The ten stories in Errantry range in length from sixty pages to three pages, with most falling somewhere in the middle, and, as the subtitle puts it, they’re all “strange.” Often, the strangeness is something unexplained or not fully resolved: a man goes to Cornwall in part to repeat a trip his now-dead wife took when she was a teenager, goes inside a fogou (an underground stone structure), and has an odd experience that parallels one recounted to him by one of his wife’s friends who was on the Cornwall trip with her. Or a fantastical creature is living in a park in London. Or a woman explores a strange city and finds a dead bird that isn’t quite a bird. Sometimes the strangeness is more explicit: there’s a werewolf story, and a story that plays with Finnish myth/the Finnish land of the dead.
That story with the Finnish land of the dead, “The Far Shore,” is totally my favorite: a middle-aged former dancer whose career was cut short due to injury, and who’s just lost his teaching job, arranges to stay in the off-season at a camp in Maine owned by his oldest friend. Part of the appeal is the setting and mood, the descriptions of the winter landscape, an early storm and the wind and darkness, in passages like this:
No lights shone beyond the windows of his room. The reflection from the bedside lamp seemed insubstantial as a candle flame; the darkness outside a solid mass, huge and inescapable, that pressed against the panes. His room sat beneath the eaves, where the wind didn’t roar but crooned, a sound like mourning doves. (141)

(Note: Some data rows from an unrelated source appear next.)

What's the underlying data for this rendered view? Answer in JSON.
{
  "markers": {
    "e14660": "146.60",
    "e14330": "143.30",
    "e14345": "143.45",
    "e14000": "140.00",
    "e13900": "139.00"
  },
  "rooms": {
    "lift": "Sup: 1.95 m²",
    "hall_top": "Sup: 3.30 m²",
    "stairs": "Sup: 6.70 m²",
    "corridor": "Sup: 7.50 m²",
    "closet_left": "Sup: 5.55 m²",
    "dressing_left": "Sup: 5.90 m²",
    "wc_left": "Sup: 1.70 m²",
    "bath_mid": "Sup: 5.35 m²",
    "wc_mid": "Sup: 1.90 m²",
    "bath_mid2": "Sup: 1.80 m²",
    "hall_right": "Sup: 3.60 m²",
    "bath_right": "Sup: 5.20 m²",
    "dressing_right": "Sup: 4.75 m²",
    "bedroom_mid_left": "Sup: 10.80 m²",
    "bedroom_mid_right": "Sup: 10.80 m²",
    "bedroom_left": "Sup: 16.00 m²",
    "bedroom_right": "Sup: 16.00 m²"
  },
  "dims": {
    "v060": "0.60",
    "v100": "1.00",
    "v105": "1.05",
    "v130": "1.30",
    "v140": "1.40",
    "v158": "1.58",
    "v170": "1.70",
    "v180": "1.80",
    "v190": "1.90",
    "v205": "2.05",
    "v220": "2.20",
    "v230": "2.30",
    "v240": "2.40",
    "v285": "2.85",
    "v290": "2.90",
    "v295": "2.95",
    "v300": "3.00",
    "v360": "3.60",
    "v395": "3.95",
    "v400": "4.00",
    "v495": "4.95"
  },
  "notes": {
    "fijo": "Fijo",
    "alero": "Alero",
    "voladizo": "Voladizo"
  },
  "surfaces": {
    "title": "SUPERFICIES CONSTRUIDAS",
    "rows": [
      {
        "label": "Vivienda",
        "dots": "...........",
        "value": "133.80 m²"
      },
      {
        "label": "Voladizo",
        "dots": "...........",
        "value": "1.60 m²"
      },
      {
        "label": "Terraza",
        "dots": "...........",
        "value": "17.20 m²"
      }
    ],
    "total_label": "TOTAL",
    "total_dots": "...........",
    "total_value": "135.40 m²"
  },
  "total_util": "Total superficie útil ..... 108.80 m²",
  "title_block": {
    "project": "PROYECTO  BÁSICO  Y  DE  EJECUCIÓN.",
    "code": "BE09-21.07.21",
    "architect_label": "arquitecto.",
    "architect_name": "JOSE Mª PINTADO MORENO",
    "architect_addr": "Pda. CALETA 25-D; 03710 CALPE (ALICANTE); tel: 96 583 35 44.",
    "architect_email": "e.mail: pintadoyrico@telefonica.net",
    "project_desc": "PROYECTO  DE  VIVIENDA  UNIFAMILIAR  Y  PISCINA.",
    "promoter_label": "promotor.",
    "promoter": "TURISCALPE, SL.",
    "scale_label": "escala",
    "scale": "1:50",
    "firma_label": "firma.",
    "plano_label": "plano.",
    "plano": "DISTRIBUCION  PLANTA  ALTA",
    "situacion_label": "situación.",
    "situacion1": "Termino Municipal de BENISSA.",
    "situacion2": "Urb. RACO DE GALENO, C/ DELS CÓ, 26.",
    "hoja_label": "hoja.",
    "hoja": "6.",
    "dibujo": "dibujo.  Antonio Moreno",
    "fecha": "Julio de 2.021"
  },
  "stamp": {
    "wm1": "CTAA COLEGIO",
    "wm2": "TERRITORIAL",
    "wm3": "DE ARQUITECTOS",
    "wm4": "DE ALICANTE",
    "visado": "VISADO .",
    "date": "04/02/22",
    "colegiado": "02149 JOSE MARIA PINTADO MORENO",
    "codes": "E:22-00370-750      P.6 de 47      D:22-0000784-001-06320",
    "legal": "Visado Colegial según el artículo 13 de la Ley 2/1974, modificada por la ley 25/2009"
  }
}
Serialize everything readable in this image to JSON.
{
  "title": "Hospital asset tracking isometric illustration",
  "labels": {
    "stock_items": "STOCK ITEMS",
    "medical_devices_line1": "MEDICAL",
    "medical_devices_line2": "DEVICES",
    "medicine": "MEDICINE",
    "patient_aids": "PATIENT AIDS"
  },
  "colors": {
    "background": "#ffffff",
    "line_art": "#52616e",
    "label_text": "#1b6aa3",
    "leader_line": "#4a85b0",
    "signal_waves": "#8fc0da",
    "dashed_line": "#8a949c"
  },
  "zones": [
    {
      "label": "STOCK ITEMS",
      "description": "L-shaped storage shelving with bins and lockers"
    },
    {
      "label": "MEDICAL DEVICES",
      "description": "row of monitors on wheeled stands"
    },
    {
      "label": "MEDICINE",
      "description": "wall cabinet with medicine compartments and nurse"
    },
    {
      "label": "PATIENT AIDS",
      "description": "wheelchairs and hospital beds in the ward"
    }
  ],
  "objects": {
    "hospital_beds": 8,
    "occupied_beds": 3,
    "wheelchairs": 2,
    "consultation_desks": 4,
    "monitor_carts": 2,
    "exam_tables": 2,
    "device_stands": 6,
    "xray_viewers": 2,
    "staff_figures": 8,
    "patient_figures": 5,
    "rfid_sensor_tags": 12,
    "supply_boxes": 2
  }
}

But “The Far Shore” also appeals because it’s got elements of a love story and of myth and of fairy tale: it’s about the strangeness at the edges of our world, but it’s also about transformation: the appeal of a crossing-over that doesn’t come with a crossing-back. I love this:
Life did not work like this, love did not work like this. Philip knew that. Only stories did, where wonder trumped despair and desire overcame death. The fairy’s kiss, the sacrificial faun; enchanted swans and shoes that sliced like blades, like ice. That was why he had become a dancer, not just to dream of fellowship and flight, but to partake, however fleetingly, in something close to ecstasy—and how long since he had experienced that? (150)
In other stories, I was less interested in the characters or plot or even the strangeness, sometimes, but did appreciate Hand’s lush descriptions: one story includes a trip to the Carolinas and describes getting out of the car at a rest stop after driving south, the transformation of the landscape into a place of honeysuckle and kudzu and the sound of frogs and insects, a world away from the story’s start in DC; another has some vivid descriptions of central London in the snow; the story about Cornwall has this gorgeous bit about the view from the train window on the trip from Plymouth to Penzance:
He’d bought a novel in London at Waterstones, but instead of reading gazed out at a landscape that was a dream of books he’d read as a child—granite farmhouses, woolly-coated ponies in stone paddocks, fields improbably green against lowering grey sky, graphite clouds broken by blades of golden sun, a rainbow that pierced a thunderhead then faded as though erased by some unseen hand. Ringnecked pheasants, a running fox. More fields planted with something that shone a starting goldfinch-yellow. A silvery coastline hemmed by arches of russet stone. Children wrestling in the middle of an empty road. A woman walking with head bowed against the wind, hands extended before her like a diviner. (82)
I’m pleased to have read this, though I wish it had been proofread/copy-edited better: typos that made me wince included “soundlesss” for “soundless,” “ever” for “every,” “majety” for “majesty,” “wanings” for “warnings,” and more that I didn’t bother to note down.